Les entreprises pourraient créer des causes de licenciement nouvelles. A condition qu’un accord d’entreprise signé par les salariés ou leurs représentants le valide, cela permettrait par exemple d’introduire, dès l’embauche, une exigence de performance ou de résultat dans le contrat de travail. Les salariés embauchés en CDI s’assiéraient donc sur un siège éjectable.

Ces contrats à la carte pourraient également prévoir : -Des indemnités de licenciement inférieures à celles fixées par la loi -Une procédure de licenciement plus « souple » -Un préavis moins long -Une durée de période d’essai différente -Des congés familiaux moins longs que ceux prévus par la convention collective.
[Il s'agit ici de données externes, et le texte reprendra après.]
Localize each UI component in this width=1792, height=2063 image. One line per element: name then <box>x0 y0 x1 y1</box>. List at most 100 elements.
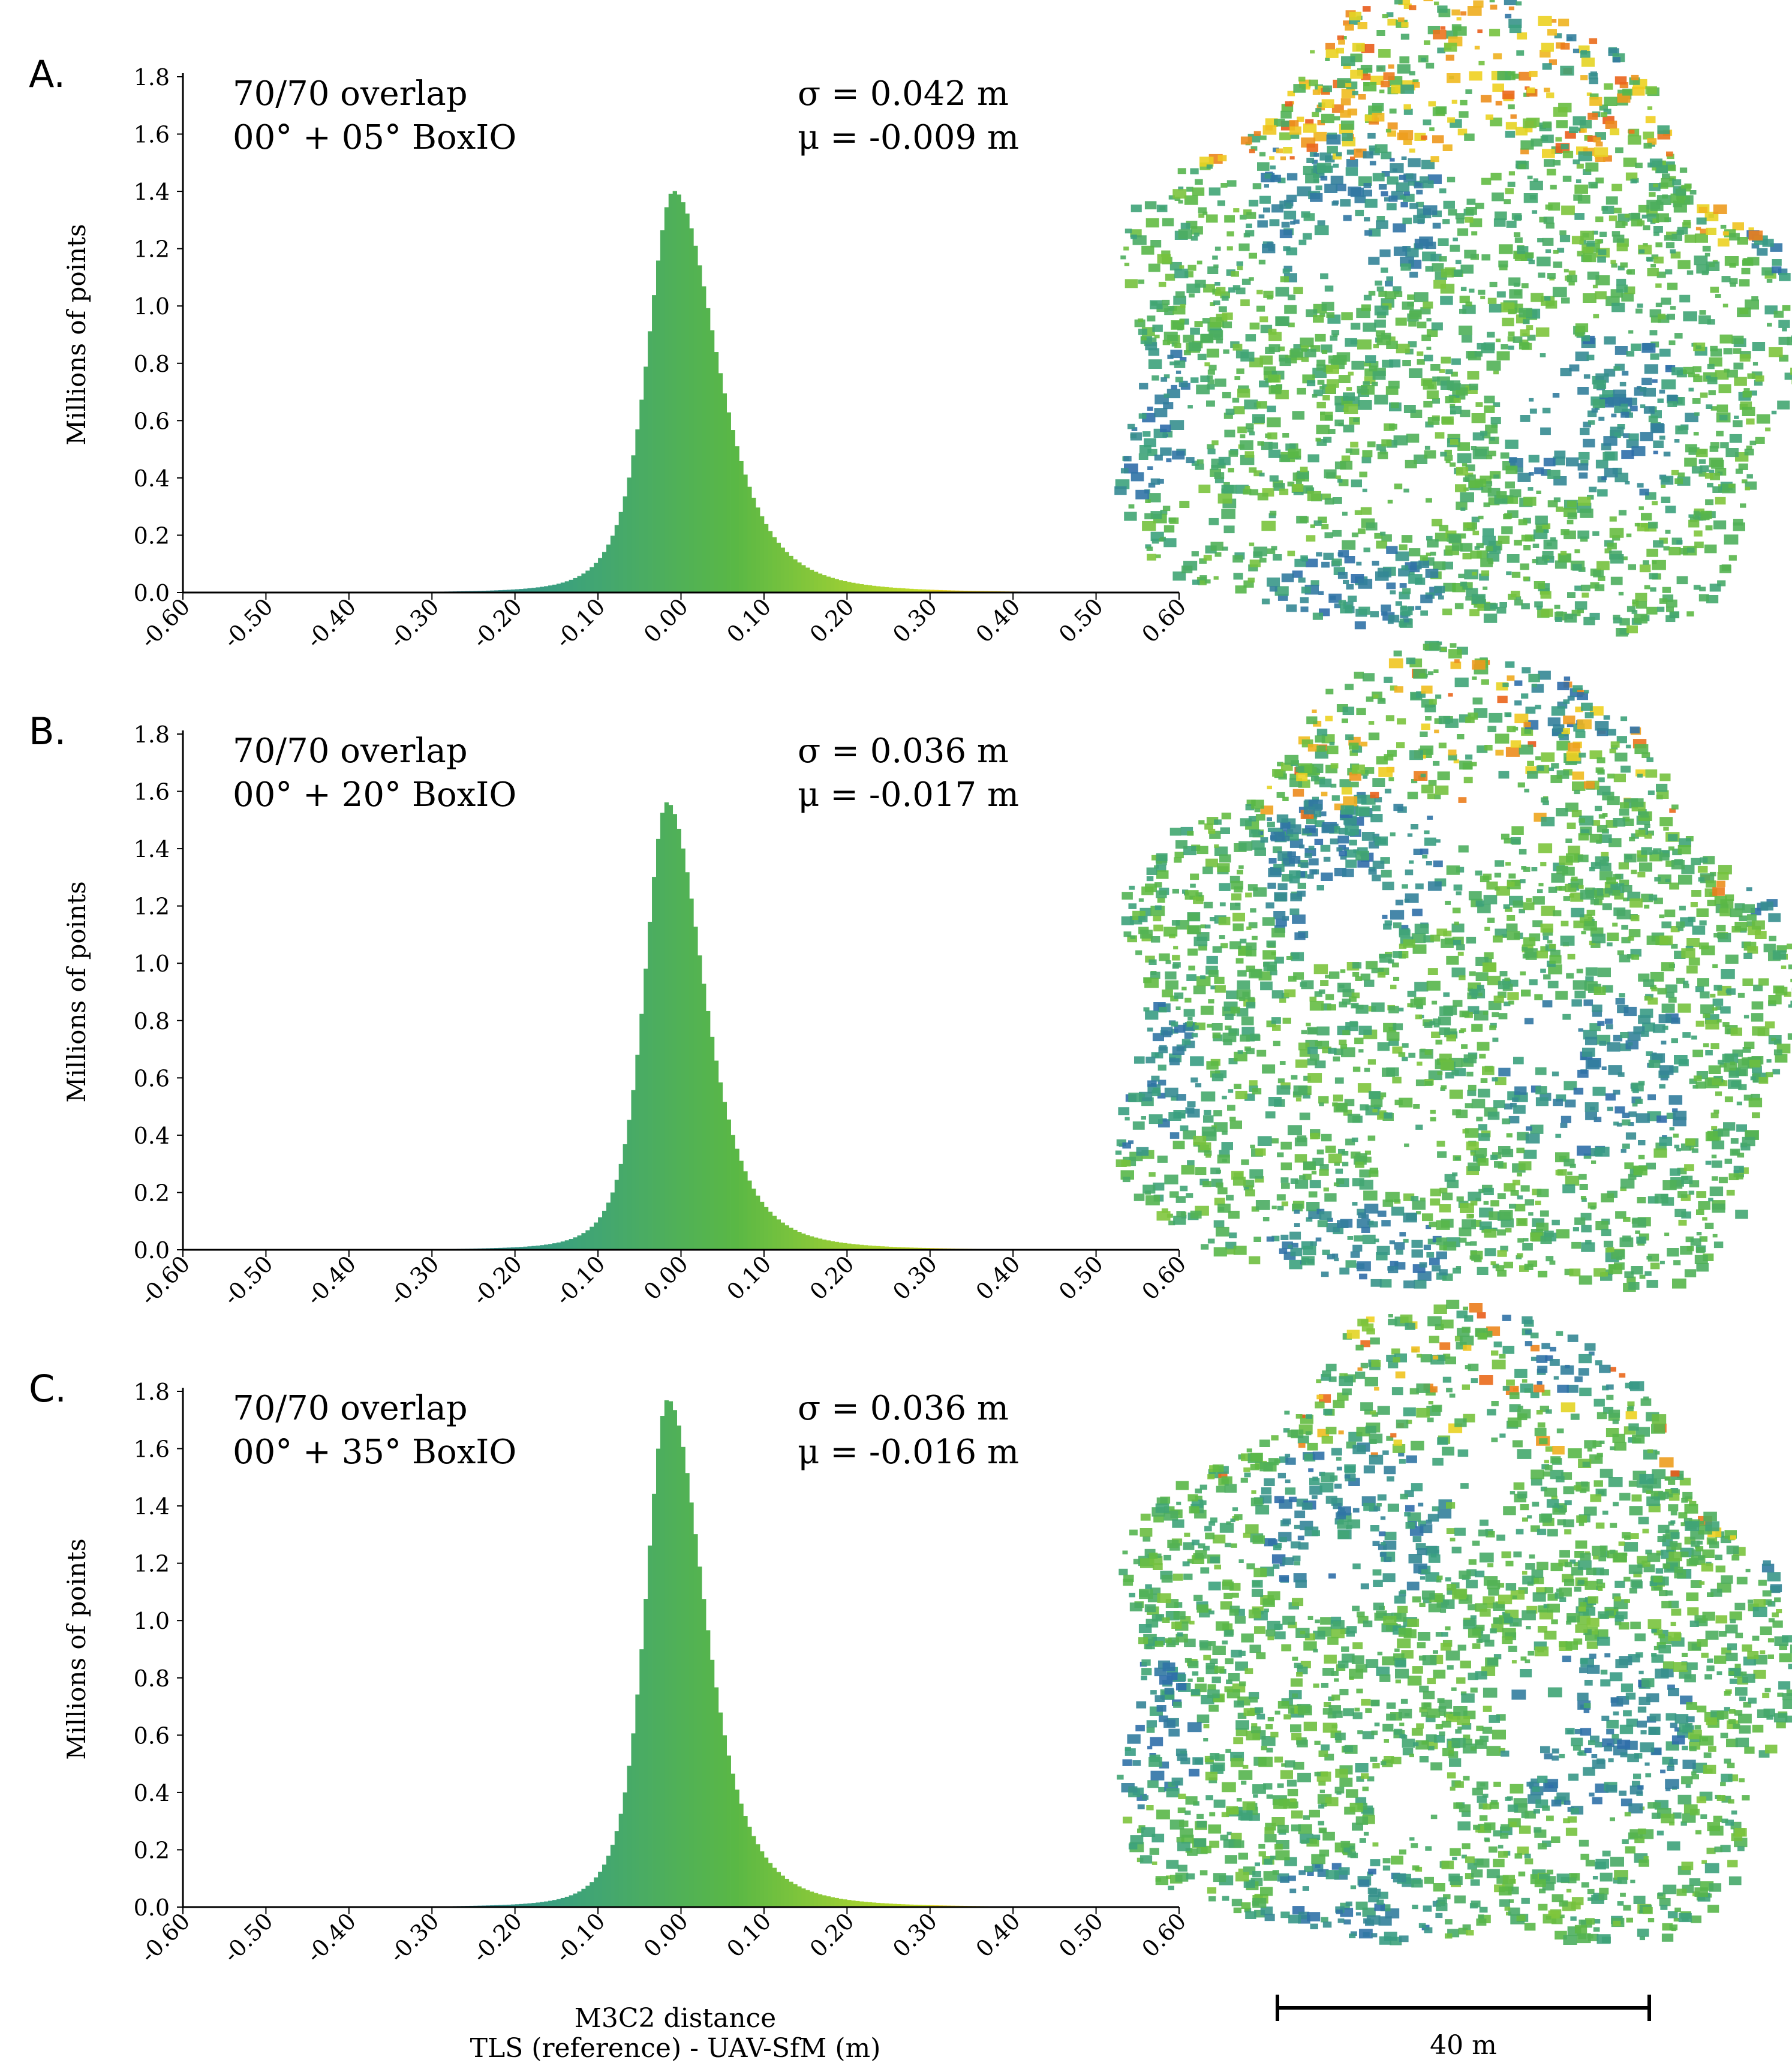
map-point <box>1417 1061 1423 1066</box>
map-point <box>1484 405 1495 413</box>
map-point <box>1730 1138 1739 1144</box>
map-point <box>1445 369 1453 375</box>
map-point <box>1121 1160 1131 1167</box>
map-point <box>1268 1097 1282 1106</box>
map-point <box>1468 1084 1477 1091</box>
map-point <box>1214 1198 1225 1205</box>
map-point <box>1527 760 1534 766</box>
map-point <box>1674 1208 1686 1217</box>
map-point <box>1580 128 1587 133</box>
map-point <box>1632 1102 1638 1107</box>
map-point <box>1644 1271 1652 1276</box>
map-point <box>1730 282 1736 287</box>
map-point <box>1396 1249 1403 1255</box>
map-point <box>1375 571 1389 581</box>
map-point <box>1496 351 1510 360</box>
histogram-bar <box>527 588 532 593</box>
map-point <box>1700 465 1709 472</box>
map-point <box>1123 931 1132 937</box>
map-point <box>1439 256 1447 262</box>
map-point <box>1281 1183 1290 1189</box>
map-point <box>1593 137 1601 143</box>
map-point <box>1271 546 1277 551</box>
map-point <box>1520 140 1534 150</box>
map-point <box>1358 1049 1364 1053</box>
map-point <box>1377 452 1388 459</box>
map-point <box>1411 824 1418 830</box>
map-point <box>1685 444 1697 453</box>
map-point <box>1498 991 1507 998</box>
map-point <box>1495 750 1504 756</box>
map-point <box>1495 860 1505 867</box>
histogram-bar <box>664 802 669 1250</box>
map-point <box>1638 506 1644 510</box>
map-point <box>1439 369 1445 373</box>
map-point <box>1301 587 1311 594</box>
map-point <box>1362 488 1367 492</box>
map-point <box>1288 449 1301 458</box>
map-point <box>1229 1117 1236 1121</box>
map-point <box>1363 775 1368 779</box>
map-point <box>1641 343 1656 353</box>
map-point <box>1611 302 1625 312</box>
map-point <box>1358 1212 1366 1219</box>
map-point <box>1572 49 1580 53</box>
histogram-bar <box>656 838 661 1250</box>
map-point <box>1610 128 1620 136</box>
map-point <box>1195 892 1202 897</box>
map-point <box>1514 1086 1527 1095</box>
map-point <box>1689 1180 1700 1187</box>
map-point <box>1707 377 1718 384</box>
y-tick-label: 0.4 <box>134 1123 170 1149</box>
map-point <box>1543 216 1554 224</box>
map-point <box>1507 881 1515 887</box>
map-point <box>1662 194 1668 199</box>
map-point <box>1640 811 1649 818</box>
map-point <box>1282 268 1290 274</box>
map-point <box>1509 25 1522 34</box>
histogram-bar <box>614 525 620 593</box>
map-point <box>1376 540 1388 549</box>
histogram-bar <box>855 1244 860 1250</box>
map-point <box>1402 301 1414 310</box>
map-point <box>1746 418 1755 425</box>
map-point <box>1175 291 1185 298</box>
map-point <box>1501 344 1508 350</box>
map-point <box>1350 1251 1360 1258</box>
map-point <box>1249 277 1254 281</box>
map-point <box>1315 333 1326 342</box>
map-point <box>1613 1090 1620 1095</box>
map-point <box>1675 188 1686 196</box>
map-point <box>1635 1230 1640 1234</box>
map-point <box>1474 351 1483 357</box>
map-point <box>1659 389 1665 394</box>
map-point <box>1708 390 1716 396</box>
map-point <box>1772 259 1782 266</box>
histogram-bar <box>631 455 636 593</box>
map-point <box>1486 455 1493 459</box>
map-point <box>1715 1006 1721 1011</box>
map-point <box>1653 440 1664 448</box>
map-point <box>1673 203 1687 213</box>
map-point <box>1387 750 1397 757</box>
map-point <box>1243 488 1252 495</box>
map-point <box>1542 407 1551 414</box>
map-point <box>1694 1075 1702 1081</box>
map-point <box>1210 542 1223 551</box>
map-point <box>1450 245 1460 252</box>
map-point <box>1307 874 1314 879</box>
histogram-bar <box>838 580 843 593</box>
map-point <box>1297 116 1304 122</box>
map-point <box>1642 1023 1655 1032</box>
map-point <box>1175 1006 1181 1010</box>
map-point <box>1490 1261 1496 1265</box>
map-point <box>1513 1105 1526 1114</box>
map-point <box>1252 1088 1262 1094</box>
map-point <box>1279 454 1290 462</box>
map-point <box>1234 376 1241 380</box>
histogram-bar <box>793 559 798 593</box>
map-point <box>1519 1161 1532 1171</box>
map-point <box>1628 130 1635 134</box>
map-point <box>1367 441 1376 447</box>
map-point <box>1262 950 1276 960</box>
Idem pour les CDD : la période de carence, le nombre possible de renouvellements et les raisons invoquées pour le recours à ces contrats précaires pourraient être négociables au sein de l’entreprise.
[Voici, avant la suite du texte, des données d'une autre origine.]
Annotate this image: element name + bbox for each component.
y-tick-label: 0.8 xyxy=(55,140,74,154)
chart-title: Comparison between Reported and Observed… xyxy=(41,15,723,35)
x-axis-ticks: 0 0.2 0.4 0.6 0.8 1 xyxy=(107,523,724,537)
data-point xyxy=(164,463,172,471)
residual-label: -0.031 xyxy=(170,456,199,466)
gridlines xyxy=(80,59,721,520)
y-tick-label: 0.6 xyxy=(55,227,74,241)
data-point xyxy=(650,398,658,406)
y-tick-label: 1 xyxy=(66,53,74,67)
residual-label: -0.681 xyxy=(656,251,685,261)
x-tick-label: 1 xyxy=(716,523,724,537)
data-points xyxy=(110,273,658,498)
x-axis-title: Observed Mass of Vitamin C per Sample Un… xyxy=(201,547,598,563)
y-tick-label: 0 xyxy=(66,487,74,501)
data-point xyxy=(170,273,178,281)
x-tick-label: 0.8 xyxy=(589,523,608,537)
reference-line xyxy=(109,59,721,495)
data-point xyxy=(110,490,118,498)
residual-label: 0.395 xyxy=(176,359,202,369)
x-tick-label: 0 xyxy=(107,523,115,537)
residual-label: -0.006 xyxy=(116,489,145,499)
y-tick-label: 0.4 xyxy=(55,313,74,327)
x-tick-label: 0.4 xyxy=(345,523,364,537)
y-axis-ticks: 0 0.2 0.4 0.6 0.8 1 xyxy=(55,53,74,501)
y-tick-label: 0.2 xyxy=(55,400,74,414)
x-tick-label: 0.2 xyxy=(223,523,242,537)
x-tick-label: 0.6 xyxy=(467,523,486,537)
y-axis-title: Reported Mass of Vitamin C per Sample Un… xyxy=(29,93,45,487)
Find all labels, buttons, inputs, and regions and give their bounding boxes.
Edouard Philipe, premier ministre, a exclu que la durée maximale du CDD et le nombre de CDD dans l’entreprise ne deviennent négociables. Au sortir de sa première réunion bilatérale avec le ministre du Travail, la CGT esquisse une autre hypothèse sur ce point hautement symbolique. La négociation pourrait être permise à l’échelle de la branche professionnelle sur les motifs de licenciement.

Mardi 20 juin, le Premier ministre a dit vouloir discuter de l’élargissement du « contrat de chantier » à d’autres secteurs que le BTP. Cette vieille revendication du patronat pourrait être un pis-aller pour le gouvernement, si la bronca est trop forte contre les causes prédéfinies de licenciement.

• Monter le seuil pour le déclenchement d’un plan social

La loi oblige, théoriquement, une entreprise de plus de 50 salariés à négocier un « plan de sauvegarde de l’emploi » (PSE) dès qu’elle licencie plus de 10 personnes pour raison économique dans une période de 30 jours. L’employeur est ainsi tenu de proposer un reclassement et de négocier collectivement des compensations. Un relèvement de ce seuil à 30 licenciements est à l’étude, selon des révélations d’Alternatives économiques. Le gouvernement étudie même la possibilité de rendre ce seuil relatif à la taille de l’entreprise. Un allégement des règles du PSE, au sujet des propositions de reclassement que l’employeur doit avancer, est également à l’étude selon le mensuel.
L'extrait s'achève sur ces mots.